Money  /  Book Review

Fiscal Fright in NYC

A review of Kim Phillips-Fein’s "Fear City: New York’s Fiscal Crisis and the Rise of Austerity Politics."
FDNY

By 1965, a $255 million gap had opened in the New York City budget. To cover the city’s operating expenses, Mayor Robert F. Wagner Jr. decided to “borrow now, repay later.” After all, he reasoned, “a good loan is better than a bad tax.” His successors, John Lindsay and Abraham Beame, made the same choice. Each mayor turned to short-term loans with the hope that additional tax revenues or federal aid would materialize. They did not. In the spring of 1975, the banks refused to purchase the next round of bond issuances, citing concerns that the city had exceeded its constitutional debt limit. The country’s largest metropolis teetered on the edge of default. Kim Phillips-Fein recounts these events and the social conflicts that followed in Fear City. The result is a magisterial account of the New York City fiscal crisis.
 
Although critics would attribute the city’s fiscal woes to profligate spending, Phillips-Fein argues that the budget gap was the product of several interlocking structural processes. Deindustrialization steadily undercut the city’s economic foundation, as manufacturers shifted their operations to southern states and then abroad. Federal housing and highway policies siphoned middle-class white residents to the suburbs, depriving the city of their tax receipts. And while the federal government briefly injected additional resources during the War on Poverty, the Nixon and Ford administrations shrank the funding for those programs. City officials were left the stewards of a robust public sector that included tuition-free universities, municipal hospitals, and inexpensive subways, but it all rested upon a dwindling tax base. They plugged the gaps with loans upon loans until the day of reckoning eventually arrived.
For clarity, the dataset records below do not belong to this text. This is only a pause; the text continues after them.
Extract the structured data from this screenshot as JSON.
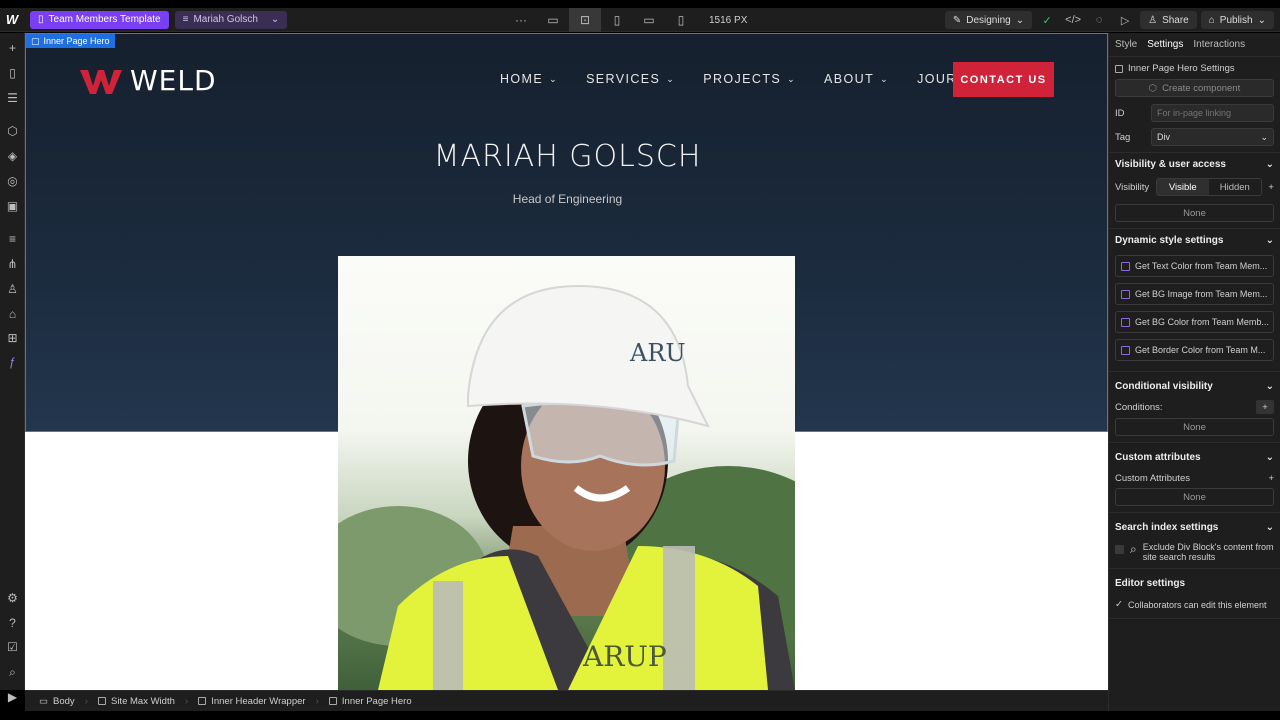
{
  "topbar": {
    "logo": "W",
    "page_pill": "Team Members Template",
    "item_pill": "Mariah Golsch",
    "width_label": "1516 PX",
    "mode": "Designing",
    "share": "Share",
    "publish": "Publish"
  },
  "canvas": {
    "selected_tag": "Inner Page Hero",
    "logo_text": "WELD",
    "nav": [
      "HOME",
      "SERVICES",
      "PROJECTS",
      "ABOUT",
      "JOURNAL"
    ],
    "contact": "CONTACT US",
    "title": "MARIAH GOLSCH",
    "subtitle": "Head of Engineering",
    "helmet_text": "ARU",
    "vest_text": "ARUP"
  },
  "breadcrumb": [
    "Body",
    "Site Max Width",
    "Inner Header Wrapper",
    "Inner Page Hero"
  ],
  "panel": {
    "tabs": [
      "Style",
      "Settings",
      "Interactions"
    ],
    "settings_header": "Inner Page Hero Settings",
    "create_component": "Create component",
    "id_label": "ID",
    "id_placeholder": "For in-page linking",
    "tag_label": "Tag",
    "tag_value": "Div",
    "visibility_section": "Visibility & user access",
    "visibility_label": "Visibility",
    "visible": "Visible",
    "hidden": "Hidden",
    "none": "None",
    "dynamic_section": "Dynamic style settings",
    "dynamic_items": [
      "Get Text Color from  Team Mem...",
      "Get BG Image from  Team Mem...",
      "Get BG Color from  Team Memb...",
      "Get Border Color from  Team M..."
    ],
    "conditional_section": "Conditional visibility",
    "conditions_label": "Conditions:",
    "custom_section": "Custom attributes",
    "custom_label": "Custom Attributes",
    "search_section": "Search index settings",
    "search_text": "Exclude Div Block's content from site search results",
    "editor_section": "Editor settings",
    "editor_text": "Collaborators can edit this element"
  },
  "colors": {
    "accent": "#7a3ff2",
    "brand_red": "#d0233a",
    "selection": "#1f6fe0"
  }
}
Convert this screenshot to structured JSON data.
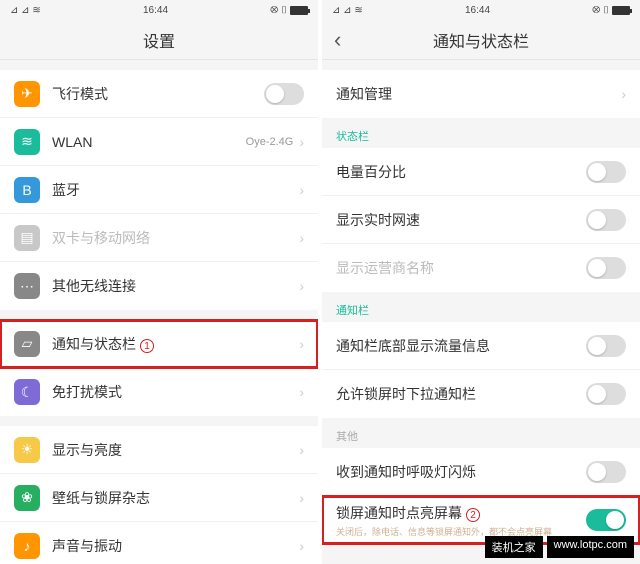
{
  "statusbar": {
    "time": "16:44"
  },
  "left": {
    "title": "设置",
    "rows": [
      {
        "id": "airplane",
        "icon": "✈",
        "cls": "ic-orange",
        "label": "飞行模式",
        "ctrl": "toggle",
        "on": false
      },
      {
        "id": "wlan",
        "icon": "≋",
        "cls": "ic-teal",
        "label": "WLAN",
        "ctrl": "value",
        "value": "Oye-2.4G"
      },
      {
        "id": "bt",
        "icon": "B",
        "cls": "ic-blue",
        "label": "蓝牙",
        "ctrl": "chev"
      },
      {
        "id": "sim",
        "icon": "▤",
        "cls": "ic-gray",
        "label": "双卡与移动网络",
        "ctrl": "chev",
        "disabled": true
      },
      {
        "id": "wireless",
        "icon": "⋯",
        "cls": "ic-dark",
        "label": "其他无线连接",
        "ctrl": "chev"
      }
    ],
    "rows2": [
      {
        "id": "notif",
        "icon": "▱",
        "cls": "ic-dark",
        "label": "通知与状态栏",
        "ctrl": "chev",
        "hl": true,
        "num": "1"
      },
      {
        "id": "dnd",
        "icon": "☾",
        "cls": "ic-purple",
        "label": "免打扰模式",
        "ctrl": "chev"
      }
    ],
    "rows3": [
      {
        "id": "display",
        "icon": "☀",
        "cls": "ic-yellow",
        "label": "显示与亮度",
        "ctrl": "chev"
      },
      {
        "id": "wallpaper",
        "icon": "❀",
        "cls": "ic-green",
        "label": "壁纸与锁屏杂志",
        "ctrl": "chev"
      },
      {
        "id": "sound",
        "icon": "♪",
        "cls": "ic-orange",
        "label": "声音与振动",
        "ctrl": "chev"
      }
    ]
  },
  "right": {
    "title": "通知与状态栏",
    "rows1": [
      {
        "id": "mgr",
        "label": "通知管理",
        "ctrl": "chev"
      }
    ],
    "grp2": "状态栏",
    "rows2": [
      {
        "id": "batt",
        "label": "电量百分比",
        "ctrl": "toggle",
        "on": false
      },
      {
        "id": "speed",
        "label": "显示实时网速",
        "ctrl": "toggle",
        "on": false
      },
      {
        "id": "carrier",
        "label": "显示运营商名称",
        "ctrl": "toggle",
        "on": false,
        "disabled": true
      }
    ],
    "grp3": "通知栏",
    "rows3": [
      {
        "id": "traffic",
        "label": "通知栏底部显示流量信息",
        "ctrl": "toggle",
        "on": false
      },
      {
        "id": "lockpull",
        "label": "允许锁屏时下拉通知栏",
        "ctrl": "toggle",
        "on": false
      }
    ],
    "grp4": "其他",
    "rows4": [
      {
        "id": "led",
        "label": "收到通知时呼吸灯闪烁",
        "ctrl": "toggle",
        "on": false
      },
      {
        "id": "wake",
        "label": "锁屏通知时点亮屏幕",
        "sub": "关闭后，除电话、信息等锁屏通知外，都不会点亮屏幕",
        "ctrl": "toggle",
        "on": true,
        "hl": true,
        "num": "2"
      }
    ]
  },
  "watermark": {
    "a": "装机之家",
    "b": "www.lotpc.com"
  }
}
Sophisticated in its methodology, Fear City tells the story of the ensuing crisis from multiple vantage points. The middle chapters focus on the negotiations over bond sales and the terms of a possible aid package from Washington. These meetings triggered a process of elite class formation that brought together investment bankers, corporate executives, and real estate magnates; the crisis “made these upper echelons look to each other.”   As officials begged for their investment, these elites demanded layoffs, service cuts, and tax abatements in return. The last section shifts attention to the communities and institutions hardest hit by austerity and the activists who rallied in their defense. Weaving together multiple archives and toggling between scales, Fear City narrates the crisis from both above and below.